Gujarat Chief Minister Narendra Modi's keynote address at the India Economic Forum in Philadelphia later this month has been cancelled by the Wharton School of the University of Pennsylvania, a top US business school.
The organisers said in a statement that while they stood by the decision to invite Mr Modi, adverse reactions from among the stakeholders involved had prompted the decision.
"Our team felt that the potential polarising reactions from sub-segments of the alumni base, student body and our supporters might put Mr Modi in a compromising position, which we would like to avoid at all costs," the statement said.
"We do not endorse any political views and do not support any specific ideology. Our goal as a team is only to stimulate valuable dialogue on India's growth story," the statement said.
Mr Modi had been approached by the Wharton School's students' body, which organises the India Economic Forum, and he had agreed to deliver a keynote address through video conference on March 23.
Later, a group of Wharton's professors and students wrote a strongly-worded letter saying they were outraged to learn that Mr Modi had been invited as a speaker.
"This is the same politician who was refused a diplomatic visa by the United States State Department on March 18, 2005 on the ground that he, as Chief Minister, did nothing to prevent a series of orchestrated riots that targeted Muslims in Gujarat," their letter said.

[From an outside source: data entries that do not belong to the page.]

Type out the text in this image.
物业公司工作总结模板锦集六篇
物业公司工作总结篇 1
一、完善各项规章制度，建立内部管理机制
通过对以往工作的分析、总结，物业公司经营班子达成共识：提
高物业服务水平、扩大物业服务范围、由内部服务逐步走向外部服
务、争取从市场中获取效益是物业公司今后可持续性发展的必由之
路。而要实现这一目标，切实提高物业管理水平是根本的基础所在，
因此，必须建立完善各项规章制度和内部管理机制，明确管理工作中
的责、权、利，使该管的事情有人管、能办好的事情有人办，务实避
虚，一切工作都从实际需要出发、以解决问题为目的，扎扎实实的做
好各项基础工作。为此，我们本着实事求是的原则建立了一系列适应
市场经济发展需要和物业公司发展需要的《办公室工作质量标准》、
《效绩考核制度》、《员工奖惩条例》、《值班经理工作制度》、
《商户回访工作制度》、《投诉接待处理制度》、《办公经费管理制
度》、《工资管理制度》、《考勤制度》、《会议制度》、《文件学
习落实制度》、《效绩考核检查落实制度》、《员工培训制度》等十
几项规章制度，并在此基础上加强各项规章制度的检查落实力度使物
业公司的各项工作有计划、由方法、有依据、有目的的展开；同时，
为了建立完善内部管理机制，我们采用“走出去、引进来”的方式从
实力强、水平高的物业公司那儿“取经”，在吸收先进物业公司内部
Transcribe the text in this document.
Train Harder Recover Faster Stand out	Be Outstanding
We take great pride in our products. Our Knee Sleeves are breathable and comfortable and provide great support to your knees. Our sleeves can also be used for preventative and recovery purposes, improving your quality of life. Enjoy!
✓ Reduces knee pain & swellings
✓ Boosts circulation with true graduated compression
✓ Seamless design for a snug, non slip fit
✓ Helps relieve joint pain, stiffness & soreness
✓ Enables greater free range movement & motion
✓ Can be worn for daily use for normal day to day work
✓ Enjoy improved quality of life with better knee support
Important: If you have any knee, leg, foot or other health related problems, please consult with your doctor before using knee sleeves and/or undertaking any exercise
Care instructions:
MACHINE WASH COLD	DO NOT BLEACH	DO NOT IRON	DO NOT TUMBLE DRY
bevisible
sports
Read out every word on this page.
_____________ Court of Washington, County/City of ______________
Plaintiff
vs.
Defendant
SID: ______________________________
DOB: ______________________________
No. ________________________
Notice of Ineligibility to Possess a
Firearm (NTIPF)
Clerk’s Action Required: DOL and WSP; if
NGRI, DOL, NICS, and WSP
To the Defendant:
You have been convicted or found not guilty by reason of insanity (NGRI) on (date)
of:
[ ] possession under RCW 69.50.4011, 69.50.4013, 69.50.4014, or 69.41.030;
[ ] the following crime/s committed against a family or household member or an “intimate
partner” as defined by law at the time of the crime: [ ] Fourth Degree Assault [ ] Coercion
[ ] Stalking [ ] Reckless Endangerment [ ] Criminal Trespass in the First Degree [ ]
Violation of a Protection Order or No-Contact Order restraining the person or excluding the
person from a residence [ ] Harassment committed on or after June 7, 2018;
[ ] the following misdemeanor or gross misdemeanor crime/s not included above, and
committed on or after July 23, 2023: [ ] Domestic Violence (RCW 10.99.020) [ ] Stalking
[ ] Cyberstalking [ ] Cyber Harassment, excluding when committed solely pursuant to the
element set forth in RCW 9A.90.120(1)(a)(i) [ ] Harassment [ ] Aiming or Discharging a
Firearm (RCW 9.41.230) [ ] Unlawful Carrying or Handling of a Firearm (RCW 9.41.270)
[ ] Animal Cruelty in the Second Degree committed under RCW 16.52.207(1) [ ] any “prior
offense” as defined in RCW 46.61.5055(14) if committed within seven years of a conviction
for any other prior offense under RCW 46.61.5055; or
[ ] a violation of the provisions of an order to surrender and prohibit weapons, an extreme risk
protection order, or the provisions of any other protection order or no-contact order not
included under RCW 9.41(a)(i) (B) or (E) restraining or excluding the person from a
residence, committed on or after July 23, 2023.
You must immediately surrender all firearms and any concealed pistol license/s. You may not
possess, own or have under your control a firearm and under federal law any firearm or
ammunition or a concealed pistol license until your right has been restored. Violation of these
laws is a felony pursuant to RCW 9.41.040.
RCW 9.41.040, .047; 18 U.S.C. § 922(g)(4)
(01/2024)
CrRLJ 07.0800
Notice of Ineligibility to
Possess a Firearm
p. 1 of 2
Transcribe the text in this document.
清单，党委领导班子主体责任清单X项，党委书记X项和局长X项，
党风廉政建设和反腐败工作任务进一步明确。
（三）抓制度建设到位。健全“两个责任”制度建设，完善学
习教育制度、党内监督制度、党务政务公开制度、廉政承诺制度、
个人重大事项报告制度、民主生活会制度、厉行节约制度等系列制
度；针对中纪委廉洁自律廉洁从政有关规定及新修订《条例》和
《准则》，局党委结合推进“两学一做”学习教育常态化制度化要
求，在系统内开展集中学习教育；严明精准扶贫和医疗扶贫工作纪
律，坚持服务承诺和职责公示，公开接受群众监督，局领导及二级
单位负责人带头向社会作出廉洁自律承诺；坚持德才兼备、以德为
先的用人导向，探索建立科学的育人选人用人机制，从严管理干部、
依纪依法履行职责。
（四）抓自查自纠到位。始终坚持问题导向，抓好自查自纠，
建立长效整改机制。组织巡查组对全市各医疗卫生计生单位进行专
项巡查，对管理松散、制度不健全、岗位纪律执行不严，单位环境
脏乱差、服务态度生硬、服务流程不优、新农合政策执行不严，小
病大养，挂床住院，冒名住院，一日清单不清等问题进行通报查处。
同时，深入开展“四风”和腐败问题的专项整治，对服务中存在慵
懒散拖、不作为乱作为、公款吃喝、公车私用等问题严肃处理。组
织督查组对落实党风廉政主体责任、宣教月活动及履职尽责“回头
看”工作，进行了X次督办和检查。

Wharton India Economic Forum is an annual student-run India-centric conference hosted by the Wharton School. The speakers for the meeting are usually chosen by the students' body.
A student from the group of organisers told NDTV they invited Mr Modi because they were impressed with Gujarat's growth story.
Last month, the Gujarat Chief Minister had faced protests while delivering a speech at Delhi's prestigious Shri Ram College of Commerce (SRCC). As he addressed the students, another group outside raised slogans and protested against him, saying the invitation overlooked the communal riots in Gujarat in 2002. The police had to use water cannons and canes to control the protests.